Promoted to acting group captain later in the year, David became air advisor at the headquarters of the Indian Army's XV Corps in Arakan. In early 1945, he was appointed SASO at No. 224 Group, remaining in this capacity until the end of the Second World War.

==Postwar period==
After the war David was based at Batavia in the Dutch East Indies, as the SASO at the Air Headquarters there. On his return to the United Kingdom in April 1946, he opted to remain in the RAF, which required him drop a rank, back to squadron leader. In 1949, he was posted to the Middle East to command a wing of fighter jets, based at Deversoir near the Suez Canal. He was promoted to wing commander on 1 January 1952. He served as an Honorary Aide to Viscount Trenchard, up until the latter's death in early 1956. He was Air Attaché at the British embassy in Budapest during the Hungarian uprising later that year; at this time, he assisted many people in escaping the country.

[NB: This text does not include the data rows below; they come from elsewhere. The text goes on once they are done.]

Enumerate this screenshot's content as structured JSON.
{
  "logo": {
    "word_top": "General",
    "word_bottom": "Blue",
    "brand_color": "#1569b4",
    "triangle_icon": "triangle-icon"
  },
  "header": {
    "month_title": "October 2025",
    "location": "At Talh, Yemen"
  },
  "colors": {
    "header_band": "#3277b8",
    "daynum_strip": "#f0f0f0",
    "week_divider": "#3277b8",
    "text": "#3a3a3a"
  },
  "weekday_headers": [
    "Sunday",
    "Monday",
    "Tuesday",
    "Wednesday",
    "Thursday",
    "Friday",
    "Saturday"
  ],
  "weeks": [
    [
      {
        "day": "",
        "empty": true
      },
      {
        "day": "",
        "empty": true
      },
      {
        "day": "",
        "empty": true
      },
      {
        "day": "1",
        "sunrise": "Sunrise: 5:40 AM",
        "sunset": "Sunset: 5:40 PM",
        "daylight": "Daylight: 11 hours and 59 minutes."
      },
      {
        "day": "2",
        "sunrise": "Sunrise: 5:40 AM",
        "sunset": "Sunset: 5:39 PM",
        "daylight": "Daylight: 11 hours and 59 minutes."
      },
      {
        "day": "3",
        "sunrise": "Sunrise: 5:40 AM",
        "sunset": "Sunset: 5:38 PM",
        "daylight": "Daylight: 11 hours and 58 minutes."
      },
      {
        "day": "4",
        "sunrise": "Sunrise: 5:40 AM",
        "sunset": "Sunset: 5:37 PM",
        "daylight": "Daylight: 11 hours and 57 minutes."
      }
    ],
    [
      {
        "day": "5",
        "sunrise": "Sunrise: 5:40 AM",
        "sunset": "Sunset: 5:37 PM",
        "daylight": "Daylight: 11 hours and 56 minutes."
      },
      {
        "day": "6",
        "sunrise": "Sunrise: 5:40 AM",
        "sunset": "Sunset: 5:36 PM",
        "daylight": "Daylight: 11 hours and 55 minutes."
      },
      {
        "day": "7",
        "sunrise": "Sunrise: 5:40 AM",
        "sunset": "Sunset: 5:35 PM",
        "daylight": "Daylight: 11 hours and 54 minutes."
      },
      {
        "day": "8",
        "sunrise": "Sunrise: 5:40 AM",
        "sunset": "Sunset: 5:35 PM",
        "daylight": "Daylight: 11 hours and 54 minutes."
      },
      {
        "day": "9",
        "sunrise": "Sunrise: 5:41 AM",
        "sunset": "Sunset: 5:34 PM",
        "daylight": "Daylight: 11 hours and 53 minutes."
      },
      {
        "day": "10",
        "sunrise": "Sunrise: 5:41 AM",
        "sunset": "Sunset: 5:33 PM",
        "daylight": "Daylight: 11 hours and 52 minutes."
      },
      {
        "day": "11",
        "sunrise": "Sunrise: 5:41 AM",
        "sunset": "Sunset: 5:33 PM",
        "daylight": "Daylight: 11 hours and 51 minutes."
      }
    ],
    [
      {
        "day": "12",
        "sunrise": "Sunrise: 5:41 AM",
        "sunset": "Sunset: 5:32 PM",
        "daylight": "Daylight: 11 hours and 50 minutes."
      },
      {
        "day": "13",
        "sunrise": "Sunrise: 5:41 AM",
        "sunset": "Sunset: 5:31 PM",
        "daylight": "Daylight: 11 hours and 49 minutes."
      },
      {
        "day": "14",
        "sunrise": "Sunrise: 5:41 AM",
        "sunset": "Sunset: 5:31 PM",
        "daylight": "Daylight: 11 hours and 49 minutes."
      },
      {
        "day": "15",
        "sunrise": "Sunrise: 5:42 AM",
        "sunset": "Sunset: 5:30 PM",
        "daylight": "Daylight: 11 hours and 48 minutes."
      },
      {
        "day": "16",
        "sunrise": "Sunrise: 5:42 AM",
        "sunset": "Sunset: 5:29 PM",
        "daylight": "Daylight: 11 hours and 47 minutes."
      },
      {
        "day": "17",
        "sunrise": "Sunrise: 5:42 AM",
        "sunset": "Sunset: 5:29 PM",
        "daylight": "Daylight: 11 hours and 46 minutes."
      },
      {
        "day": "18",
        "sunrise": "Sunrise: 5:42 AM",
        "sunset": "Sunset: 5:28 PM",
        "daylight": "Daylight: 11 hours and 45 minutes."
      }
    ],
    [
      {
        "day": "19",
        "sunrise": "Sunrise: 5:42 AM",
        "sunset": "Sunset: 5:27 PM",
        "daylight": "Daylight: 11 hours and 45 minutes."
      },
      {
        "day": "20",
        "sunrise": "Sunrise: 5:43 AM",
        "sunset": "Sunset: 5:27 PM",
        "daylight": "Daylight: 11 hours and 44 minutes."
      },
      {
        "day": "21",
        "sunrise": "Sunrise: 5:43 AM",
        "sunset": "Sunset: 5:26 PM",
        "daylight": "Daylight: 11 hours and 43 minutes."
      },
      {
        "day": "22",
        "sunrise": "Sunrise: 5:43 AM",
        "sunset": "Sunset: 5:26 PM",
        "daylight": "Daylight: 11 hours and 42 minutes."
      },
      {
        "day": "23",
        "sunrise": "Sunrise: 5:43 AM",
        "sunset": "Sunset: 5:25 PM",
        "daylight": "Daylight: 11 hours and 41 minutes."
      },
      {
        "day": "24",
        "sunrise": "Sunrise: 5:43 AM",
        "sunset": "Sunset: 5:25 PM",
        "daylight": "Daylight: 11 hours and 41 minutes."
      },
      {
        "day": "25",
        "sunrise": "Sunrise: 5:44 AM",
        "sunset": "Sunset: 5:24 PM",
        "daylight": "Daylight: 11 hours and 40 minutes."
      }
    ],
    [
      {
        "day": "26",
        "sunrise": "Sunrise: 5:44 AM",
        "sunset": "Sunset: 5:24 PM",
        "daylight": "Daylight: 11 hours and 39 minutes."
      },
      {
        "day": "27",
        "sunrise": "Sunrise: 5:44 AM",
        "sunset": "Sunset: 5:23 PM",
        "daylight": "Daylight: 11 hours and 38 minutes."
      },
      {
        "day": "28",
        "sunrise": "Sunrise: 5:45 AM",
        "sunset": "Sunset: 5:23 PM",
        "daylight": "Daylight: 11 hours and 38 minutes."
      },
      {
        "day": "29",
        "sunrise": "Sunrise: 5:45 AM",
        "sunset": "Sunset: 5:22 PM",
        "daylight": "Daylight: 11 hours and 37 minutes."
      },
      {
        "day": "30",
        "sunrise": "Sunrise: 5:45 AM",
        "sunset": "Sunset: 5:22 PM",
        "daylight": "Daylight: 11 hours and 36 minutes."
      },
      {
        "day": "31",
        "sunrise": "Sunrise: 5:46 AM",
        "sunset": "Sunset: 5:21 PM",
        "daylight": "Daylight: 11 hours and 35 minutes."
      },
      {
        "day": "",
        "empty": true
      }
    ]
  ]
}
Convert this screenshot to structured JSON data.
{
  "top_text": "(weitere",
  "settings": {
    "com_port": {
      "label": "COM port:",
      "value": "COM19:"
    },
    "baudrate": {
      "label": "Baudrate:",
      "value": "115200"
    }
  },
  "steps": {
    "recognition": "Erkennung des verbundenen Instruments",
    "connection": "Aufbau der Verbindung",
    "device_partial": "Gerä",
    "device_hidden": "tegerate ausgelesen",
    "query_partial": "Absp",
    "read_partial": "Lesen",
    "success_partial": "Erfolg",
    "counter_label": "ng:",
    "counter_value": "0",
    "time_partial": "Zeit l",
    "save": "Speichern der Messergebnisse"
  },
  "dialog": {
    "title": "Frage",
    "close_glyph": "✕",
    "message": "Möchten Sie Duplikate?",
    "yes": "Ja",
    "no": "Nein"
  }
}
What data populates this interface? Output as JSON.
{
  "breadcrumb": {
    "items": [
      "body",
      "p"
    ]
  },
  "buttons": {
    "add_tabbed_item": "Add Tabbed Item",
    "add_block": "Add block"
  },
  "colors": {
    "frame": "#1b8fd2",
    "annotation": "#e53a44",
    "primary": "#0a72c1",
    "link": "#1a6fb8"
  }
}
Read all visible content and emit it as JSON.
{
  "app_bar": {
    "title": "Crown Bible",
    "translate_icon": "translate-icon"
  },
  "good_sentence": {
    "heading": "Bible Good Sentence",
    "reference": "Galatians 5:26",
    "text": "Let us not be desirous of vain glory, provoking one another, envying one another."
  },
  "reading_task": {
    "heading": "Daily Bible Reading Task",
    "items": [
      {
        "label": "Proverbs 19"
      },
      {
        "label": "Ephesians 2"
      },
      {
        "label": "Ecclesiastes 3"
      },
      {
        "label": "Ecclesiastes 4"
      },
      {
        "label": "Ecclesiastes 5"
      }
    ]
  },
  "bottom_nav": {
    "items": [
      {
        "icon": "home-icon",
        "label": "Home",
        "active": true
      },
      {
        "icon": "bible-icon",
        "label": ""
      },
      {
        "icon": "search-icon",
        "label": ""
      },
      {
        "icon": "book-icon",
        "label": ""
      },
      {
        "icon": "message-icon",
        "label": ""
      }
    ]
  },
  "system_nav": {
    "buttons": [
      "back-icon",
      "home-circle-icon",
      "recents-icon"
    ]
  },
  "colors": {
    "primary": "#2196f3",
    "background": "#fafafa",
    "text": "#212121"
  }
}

Promoted to group captain on 1 July 1960, David was appointed Commander of the Order of the British Empire in the 1961 New Year Honours. David retired from the RAF in May 1967, still holding the rank of group captain.

==Later life==
Returning to civilian life, David established an engineering firm, Dove Enterprises. He was a consultant on two military aviation themed films, Battle of Britain, released in 1969, and Aces High, released in 1976. He was active in veteran's affairs, being involved with the RAF Benevolent Fund and Royal Air Forces Association. He was also president of the Hurricane Society. Made a freeman of London in 1991, his autobiography was published in 1999 as Dennis 'Hurricane' David. Having retired to West London, he died on 25 August 2000, survived by his wife Margaret.

David is credited with having destroyed seventeen aircraft, two of which were shared with other pilots. Five more destroyed aircraft were unconfirmed. He is also credited with four damaged aircraft.